My theory is that America would not be the international engine it is today if it weren't for the prevalence of caffeine in our business culture. Instead, we'd be a commercial backwater. We'd all be busy struggling to learn Mandarin and Hindi and sending our kids to sweatshops, instead of the other way around. We'd still be driving old 1950s Chevys, like they do in Havana (which, by the way, would be our capital). Bill Gates would be pumping gas on some lonely road in some dusty suburb of Seattle. There'd be no such thing as Simpsons or Family Guy, since we'd still be watching Flintstones reruns. Verdad?
I thought Mayor Daley had spent a lot of money on Olympics advertising, when he splattered the expensive logo on every cab, bus, train, screen, and airport in the city. But right on its heels we saw the Starbucks VIA ads all over the city, and now we see the Nescafe ads on their heels. Billions just to promote little packets of instant adrenaline. And, just for the kids, last week Dr. Pepper/Snapple was passing out Venom Energy Drink at CTA stations citywide. Literally, like candy. It's the biggest drug war we've seen yet, and it's being fought in our middle-class minds!

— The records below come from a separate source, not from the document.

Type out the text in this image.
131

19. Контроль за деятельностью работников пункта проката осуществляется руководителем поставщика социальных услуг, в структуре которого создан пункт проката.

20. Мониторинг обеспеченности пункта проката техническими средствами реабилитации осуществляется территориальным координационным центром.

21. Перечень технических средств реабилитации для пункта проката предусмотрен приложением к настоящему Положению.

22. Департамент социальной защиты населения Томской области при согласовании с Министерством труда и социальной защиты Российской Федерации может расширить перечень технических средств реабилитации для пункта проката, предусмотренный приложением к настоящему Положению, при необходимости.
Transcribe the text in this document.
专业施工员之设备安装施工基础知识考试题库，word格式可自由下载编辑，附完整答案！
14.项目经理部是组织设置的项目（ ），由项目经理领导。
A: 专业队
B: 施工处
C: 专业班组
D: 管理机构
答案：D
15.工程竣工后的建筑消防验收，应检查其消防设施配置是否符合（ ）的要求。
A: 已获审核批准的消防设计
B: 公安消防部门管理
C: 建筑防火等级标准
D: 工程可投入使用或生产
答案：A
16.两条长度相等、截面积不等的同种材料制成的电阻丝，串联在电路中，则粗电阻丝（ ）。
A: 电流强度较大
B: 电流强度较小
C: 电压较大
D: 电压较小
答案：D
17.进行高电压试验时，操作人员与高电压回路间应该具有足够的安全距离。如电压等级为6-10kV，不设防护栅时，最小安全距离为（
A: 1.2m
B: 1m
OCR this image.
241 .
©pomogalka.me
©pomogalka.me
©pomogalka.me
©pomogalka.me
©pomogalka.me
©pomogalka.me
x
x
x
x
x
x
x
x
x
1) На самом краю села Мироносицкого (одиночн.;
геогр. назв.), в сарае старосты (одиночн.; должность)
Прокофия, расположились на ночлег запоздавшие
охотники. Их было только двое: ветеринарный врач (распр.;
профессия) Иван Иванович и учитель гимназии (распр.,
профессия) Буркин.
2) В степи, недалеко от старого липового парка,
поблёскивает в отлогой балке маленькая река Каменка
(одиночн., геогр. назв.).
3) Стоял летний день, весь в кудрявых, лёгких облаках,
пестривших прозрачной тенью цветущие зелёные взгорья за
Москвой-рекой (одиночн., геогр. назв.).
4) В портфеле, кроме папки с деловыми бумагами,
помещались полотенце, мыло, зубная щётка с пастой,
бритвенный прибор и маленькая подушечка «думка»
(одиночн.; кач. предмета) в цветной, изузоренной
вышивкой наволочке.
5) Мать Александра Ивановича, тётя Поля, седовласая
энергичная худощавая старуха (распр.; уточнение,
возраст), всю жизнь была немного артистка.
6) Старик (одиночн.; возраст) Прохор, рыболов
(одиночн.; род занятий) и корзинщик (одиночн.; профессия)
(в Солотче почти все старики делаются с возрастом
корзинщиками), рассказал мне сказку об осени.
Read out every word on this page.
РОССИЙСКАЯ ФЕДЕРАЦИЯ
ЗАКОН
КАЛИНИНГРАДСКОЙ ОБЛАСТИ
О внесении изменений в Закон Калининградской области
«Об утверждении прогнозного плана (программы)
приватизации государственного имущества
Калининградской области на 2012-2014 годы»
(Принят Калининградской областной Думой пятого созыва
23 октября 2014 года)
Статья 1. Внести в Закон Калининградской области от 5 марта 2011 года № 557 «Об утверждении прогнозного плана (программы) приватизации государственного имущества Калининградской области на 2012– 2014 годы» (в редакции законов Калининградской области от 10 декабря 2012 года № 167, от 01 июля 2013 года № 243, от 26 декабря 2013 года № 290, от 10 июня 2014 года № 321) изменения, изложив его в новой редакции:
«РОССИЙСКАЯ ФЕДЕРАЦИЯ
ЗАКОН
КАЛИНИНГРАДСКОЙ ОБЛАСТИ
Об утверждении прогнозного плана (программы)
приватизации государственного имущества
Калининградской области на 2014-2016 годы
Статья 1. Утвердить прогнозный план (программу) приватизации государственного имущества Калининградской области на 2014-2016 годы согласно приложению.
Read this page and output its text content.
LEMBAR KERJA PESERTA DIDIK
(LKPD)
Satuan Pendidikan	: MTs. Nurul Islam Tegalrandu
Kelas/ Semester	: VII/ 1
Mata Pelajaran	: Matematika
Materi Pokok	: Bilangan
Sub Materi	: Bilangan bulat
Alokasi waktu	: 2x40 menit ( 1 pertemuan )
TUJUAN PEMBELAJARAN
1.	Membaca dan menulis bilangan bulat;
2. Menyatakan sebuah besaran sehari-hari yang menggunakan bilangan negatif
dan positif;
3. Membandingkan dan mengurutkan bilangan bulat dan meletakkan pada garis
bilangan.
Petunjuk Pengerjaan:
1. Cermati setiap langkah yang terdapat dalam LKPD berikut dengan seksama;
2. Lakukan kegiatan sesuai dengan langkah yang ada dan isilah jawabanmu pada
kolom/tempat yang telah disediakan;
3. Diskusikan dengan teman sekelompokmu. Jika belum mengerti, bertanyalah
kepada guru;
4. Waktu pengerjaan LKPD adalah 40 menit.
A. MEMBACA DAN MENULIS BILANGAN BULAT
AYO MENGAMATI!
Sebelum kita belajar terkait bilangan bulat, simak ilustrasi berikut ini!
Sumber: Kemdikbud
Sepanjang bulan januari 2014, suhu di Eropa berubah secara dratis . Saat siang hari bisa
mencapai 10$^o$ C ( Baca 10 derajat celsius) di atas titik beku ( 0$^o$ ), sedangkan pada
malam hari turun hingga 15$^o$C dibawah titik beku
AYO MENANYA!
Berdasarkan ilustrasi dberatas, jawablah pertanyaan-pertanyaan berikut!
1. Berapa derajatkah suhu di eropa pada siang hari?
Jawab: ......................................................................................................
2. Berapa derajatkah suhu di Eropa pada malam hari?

Yep, without caffeine culture, we'd be nowhere. I don't have any hard data on this yet, but I hope to have a study done really soon. I just need to determine the number of milligrams of caffeine consumed by Americans for the last 100 years and compare it with the per capita intake in other countries that aren't doing so well, such as Canada and Mexico. I need historical GNP data. Oh, I think I'll also need to find populations inside the U.S. that for various reasons don't drink as much coffee, and measure their success in business. (Mormons? Minorities? Acupuncturists? Are you starting to see the pattern now?)
(Incidentally, guess where and when instant coffee was invented: Right here in Chicago, almost exactly 100 years ago, just when Chicago was gaining international prominence as a world commercial center. Now do you believe me?)
Hmm. I guess I'll also need to take into account tolerance factors, since humans are pretty good at needing more and more caffeine to get the same high. Wonder how I'm going to do that. I might need to conduct my own experiments. Need a budget for that. Need coffee for that.
All right, fine. It's not going to be "really soon" when I finish my study. I'm so burned out I don't even feel like thinking about it anymore.
Look. Coffee is a drug, okay? It's the drug of choice for American business. Show me a business that doesn't somehow endorse coffee culture and I'll show you a business that's failing. The Merck Manual of Medical Information, the medical industry bible, used to have a classification of overdose of caffeine. They called it caffeinism. Guess what. It's disappeared from the books, just when it's most relevant. If that's not a conspiracy, I don't know what is.
I told my shrink about this theory of mine. Know what she did? She just smiled efficiently (yes, it's possible to do that; try it) and wrote something perky and significant on her notepad. Then she put the notepad and pen down right next to -- you guessed it -- right next to her 24-ounce Starbucks mochaccino. Right next to that coffee cup with that efficient corrugated cardboard koozie thingie around it. Right next to her IV. She wasn't fazed, not one bit. She had no conception how deep in she was. And neither do the rest of us.
So I'm not just imagining this stuff. It's real. It's here.